If you want to be an ally to women, there are many practical steps you can take. Some are simple, others might require more effort. Even incremental changes in individual behaviour can contribute to advances for women.

  1. Recruit women.

In doing so, recognise that some of the best candidates might not come to you. Men apply for jobs when they meet 60%t of the hiring criteria, while women wait until they meet all of them. Seek out female candidates via LinkedIn, through references and internships, and by making sure hiring committees put women and other diverse candidates on the shortlist. Some organisations use text-analysis software to help human resources create descriptions that resonate with women.

2. Provide constructive criticism.

Sometimes men in power are uncomfortable providing negative feedback to female colleagues or employees. The result is that women don’t get the feedback they need to advance their professional development. Be honest and fair, just as you would with your male counterparts.

3.  If you have workplace flexibility benefits and parental leave, use them.

In taking this course, you empower women to do the same. We can’t achieve gender parity if women are the only ones taking child-care leave. As novelist Liza Mundy writes in The Atlantic, “The true beneficiaries of paternity leave are women.”

4.  Be a mentor.

Women often seek out other women as mentors. But research shows that women who also have male mentors get more promotions and make more money. As a mentor, you can give general advice, but also specifics, such as negotiation advice. Actively seek-out women to mentor. Identify a woman who has made a strong positive impression on you and consider what you see as this woman’s particular strengths and talents and what you know about her experience, career goals and ambitions. Explain how you want to help her and why. Ask open-ended questions, listen attentively to her answers, and try to see things through her eyes. Be sure your conclusions are based on hard facts, not on what you assume to be true.

5.  Learn not to “manterrupt.”

Research tells us that men interrupt women in conversation far more often than they interrupt other men. Likewise, women get less credit for their contributions than men. Progressive workplaces and their like-minded male employees recognise this phenomenon as a common micro-aggression and are working to correct it, largely by modelling different behaviours. The obvious example for men to employ is simply listening more than talking, but a more active tactic is to visibly solicit ideas and questions from women at meetings, and then to affirm them.

6.  Raise the number and visibility of female leaders.

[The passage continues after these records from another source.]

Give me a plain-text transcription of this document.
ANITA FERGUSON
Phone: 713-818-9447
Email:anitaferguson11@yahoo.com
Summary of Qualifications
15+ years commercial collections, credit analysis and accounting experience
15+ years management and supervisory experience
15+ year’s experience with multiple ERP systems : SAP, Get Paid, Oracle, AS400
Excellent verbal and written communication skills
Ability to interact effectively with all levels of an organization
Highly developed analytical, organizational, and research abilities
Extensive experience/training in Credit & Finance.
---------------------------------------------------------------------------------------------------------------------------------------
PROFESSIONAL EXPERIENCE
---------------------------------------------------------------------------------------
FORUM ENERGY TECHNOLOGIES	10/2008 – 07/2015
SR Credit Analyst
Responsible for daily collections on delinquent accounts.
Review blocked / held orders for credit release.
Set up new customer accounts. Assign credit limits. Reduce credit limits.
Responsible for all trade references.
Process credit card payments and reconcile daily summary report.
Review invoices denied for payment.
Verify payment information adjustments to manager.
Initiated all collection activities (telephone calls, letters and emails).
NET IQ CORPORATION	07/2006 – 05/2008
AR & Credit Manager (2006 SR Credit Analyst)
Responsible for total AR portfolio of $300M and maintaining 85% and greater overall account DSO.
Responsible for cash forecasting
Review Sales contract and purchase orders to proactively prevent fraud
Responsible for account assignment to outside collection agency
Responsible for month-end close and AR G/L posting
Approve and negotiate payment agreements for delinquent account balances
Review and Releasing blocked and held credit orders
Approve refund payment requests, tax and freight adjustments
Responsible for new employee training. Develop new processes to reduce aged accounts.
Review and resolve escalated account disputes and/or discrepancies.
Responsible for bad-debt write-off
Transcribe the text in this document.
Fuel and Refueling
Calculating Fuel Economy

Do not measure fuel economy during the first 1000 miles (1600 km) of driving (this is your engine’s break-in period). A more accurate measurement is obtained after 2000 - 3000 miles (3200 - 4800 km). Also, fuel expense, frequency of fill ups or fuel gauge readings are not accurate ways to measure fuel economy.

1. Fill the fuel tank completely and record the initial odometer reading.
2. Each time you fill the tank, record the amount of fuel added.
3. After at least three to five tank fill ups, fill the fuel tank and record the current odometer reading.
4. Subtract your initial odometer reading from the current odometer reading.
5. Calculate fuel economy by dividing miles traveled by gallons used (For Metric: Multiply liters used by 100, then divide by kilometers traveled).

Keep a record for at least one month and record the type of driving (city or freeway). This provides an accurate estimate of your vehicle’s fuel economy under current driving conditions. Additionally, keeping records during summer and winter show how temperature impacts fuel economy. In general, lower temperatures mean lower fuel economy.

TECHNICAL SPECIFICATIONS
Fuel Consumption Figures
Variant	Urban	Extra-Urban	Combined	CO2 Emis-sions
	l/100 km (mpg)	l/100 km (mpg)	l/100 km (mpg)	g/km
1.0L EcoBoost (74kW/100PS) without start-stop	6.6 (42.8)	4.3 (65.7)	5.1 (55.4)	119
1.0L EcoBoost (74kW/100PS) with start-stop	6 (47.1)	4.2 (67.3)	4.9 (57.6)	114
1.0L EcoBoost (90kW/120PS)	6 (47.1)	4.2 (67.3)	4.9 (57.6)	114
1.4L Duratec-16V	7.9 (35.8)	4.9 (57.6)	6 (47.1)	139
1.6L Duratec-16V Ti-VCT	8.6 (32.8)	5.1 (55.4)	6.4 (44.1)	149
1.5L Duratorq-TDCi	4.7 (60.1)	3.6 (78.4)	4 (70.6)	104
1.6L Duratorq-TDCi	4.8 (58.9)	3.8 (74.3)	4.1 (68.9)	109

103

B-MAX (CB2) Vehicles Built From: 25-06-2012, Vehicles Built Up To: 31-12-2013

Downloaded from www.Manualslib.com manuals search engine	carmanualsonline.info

Research shows us that one of the reasons women’s aspirations dwindle early in their career path is that they don’t see female role models ahead of them in the pipeline. Unfortunately, data supports women’s views. While women enter the workplace in equal numbers to men, their representation decreases step-by-step throughout the career pipeline and falls to about 19 % by the time they reach senior “board” positions.

7. Call out injustices, even if they don’t impact on you.

Being an ally means noticing injustices you don’t feel or experience. And once you notice injustice, act. Silence about injustice is interpreted, or misinterpreted, as support for the status quo. If a man makes a sexist joke, a male advocate can simply say, “That comment unfairly stereotypes women and I don’t think that’s ok.”